This concert hall has been a long-standing monument central to British entertainment. This iconic theater has hosted everyone from Adele to Eric Clapton and famous figures like Albert Einstein and Muhammed Ali have passed through its doors. But did you know that this hall was constructed in 1867 and was opened in 1871 during the Victorian Era? Did you also know that Queen Victoria personally opened it in 1871?
Interestingly, the original name for the hall was “The Central Hall of Arts and Sciences” but after Prince Albert’s passing, Queen Victoria had it dedicated to him. And thanks to this hall’s longevity and feature of British entertainment, we’re unlikely to forget Prince Albert any time soon.
Even the Victorians needed to be entertained. And here we have a photo of a star from that era. This photo is of the English actress, Dorothy Frostick. The English actress’s career started as a child when she took up singing, dancing, and performing on stage. In 1901, Frostick made her debut appearance starring in the production, “Bluebell in Fairyland,” at the Vaudeville Theatre in London.
Throughout the early 20th century, Frostick performed in various productions in Great Britain including a production at the Theatre Royal in Glasgow. This photo was taken of the actress as her career was starting off, but it gives us an idea of what entertainment looked like back then.
Children in a Meadow
Here were see children in typical Victorian fashion in a meadow in Keswick, Cumbria. From their sense of fashion, which is unmistakably Victorian, these children are as Victorian as they come. Girls were expected to wear hats when leaving the house.

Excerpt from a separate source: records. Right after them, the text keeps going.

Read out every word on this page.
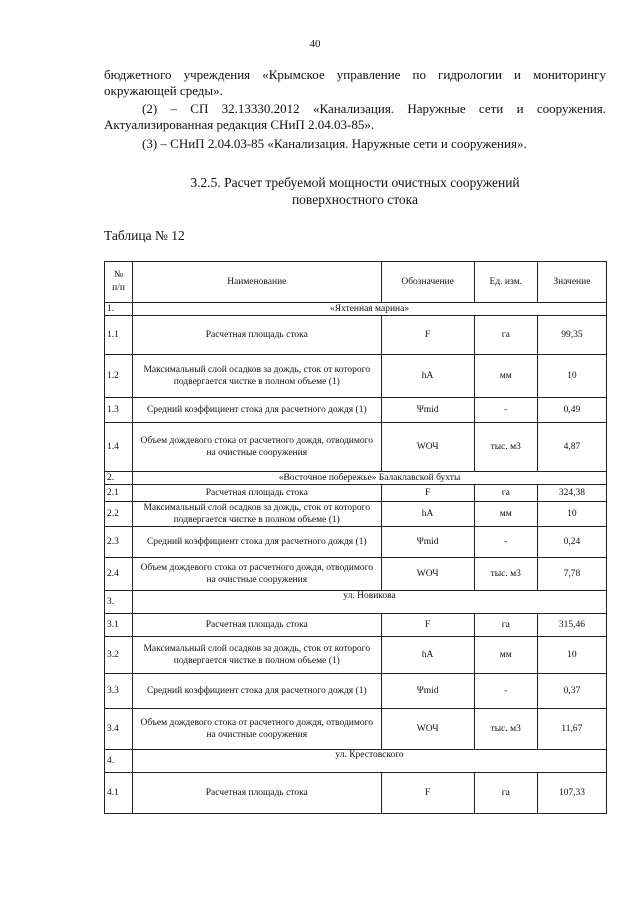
40
бюджетного учреждения «Крымское управление по гидрологии и мониторингу окружающей среды».
(2) – СП 32.13330.2012 «Канализация. Наружные сети и сооружения. Актуализированная редакция СНиП 2.04.03-85».
(3) – СНиП 2.04.03-85 «Канализация. Наружные сети и сооружения».
3.2.5. Расчет требуемой мощности очистных сооружений
поверхностного стока
Таблица № 12
№
п/п	Наименование	Обозначение	Ед. изм.	Значение
1.	«Яхтенная марина»			
1.1	Расчетная площадь стока	F	га	99,35
1.2	Максимальный слой осадков за дождь, сток от которого подвергается чистке в полном объеме (1)	hA	мм	10
1.3	Средний коэффициент стока для расчетного дождя (1)	Ψmid	-	0,49
1.4	Объем дождевого стока от расчетного дождя, отводимого на очистные сооружения	WОЧ	тыс. м3	4,87
2.	«Восточное побережье» Балаклавской бухты			
2.1	Расчетная площадь стока	F	га	324,38
2.2	Максимальный слой осадков за дождь, сток от которого подвергается чистке в полном объеме (1)	hA	мм	10
2.3	Средний коэффициент стока для расчетного дождя (1)	Ψmid	-	0,24
2.4	Объем дождевого стока от расчетного дождя, отводимого на очистные сооружения	WОЧ	тыс. м3	7,78
3.	ул. Новикова			
3.1	Расчетная площадь стока	F	га	315,46
3.2	Максимальный слой осадков за дождь, сток от которого подвергается чистке в полном объеме (1)	hA	мм	10
3.3	Средний коэффициент стока для расчетного дождя (1)	Ψmid	-	0,37
3.4	Объем дождевого стока от расчетного дождя, отводимого на очистные сооружения	WОЧ	тыс. м3	11,67
4.	ул. Крестовского			
4.1	Расчетная площадь стока	F	га	107,33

Even though the girls in the meadow are young, they followed this custom. The fashion for girls in those times was full-length dresses, long sleeves, and no exposing necklines.
While V-necks or round-necks are somewhat conservative by today’s standards, you wouldn’t see a Victorian woman showing even an inch of her neck. As we can tell from this photo, even a day out in a meadow meant wearing a hat, a full-length dress (or one almost as long), and not showing wrists or necks.
Men in Highland Dress in Front of the Forth Bridge Scotland
You can definitely say that they don’t make them like they used to. This photo captures a rare moment as three men in Highland dress are standing in front of the Forth Bridge. What is impressive about this photo is that it shows the Forth Bridge in a photo of the 19th century. The Bridge, which now, spans the Forth Estuary in Scotland was completed in 1890 – and it’s still going strong.
Cantilever bridges were common in Victorian times, but now they’re not only valued for their function but their aesthetics. Though the Forth Bridge is currently protected for its historical value, this photo shows that it wasn’t always historical but just part of daily Victorian life – and a great hang-out spot for three men in their highland gear.
Toy Shopping – Retro Style
And when we say retro style, we’re not kidding. Here is a photo of children shopping during the Edwardian or Victorian period. These two cute kids are dazzled by the toys on sale which include money boxes, dolls, tea sets, and cookie tins. They might not seem that impressive by today’s standards, but these two kids were clearly sold by the toys in this store.
We’re not exactly sure when this photo was taken, possibly in the 1890s. The coins display Queen Victoria on them, suggesting that the photo was taken during her reign. What’s more, this is a glass negative photo used from the 1870s to 1920s so it's more than possible that this image is a relic from the Queen’s time.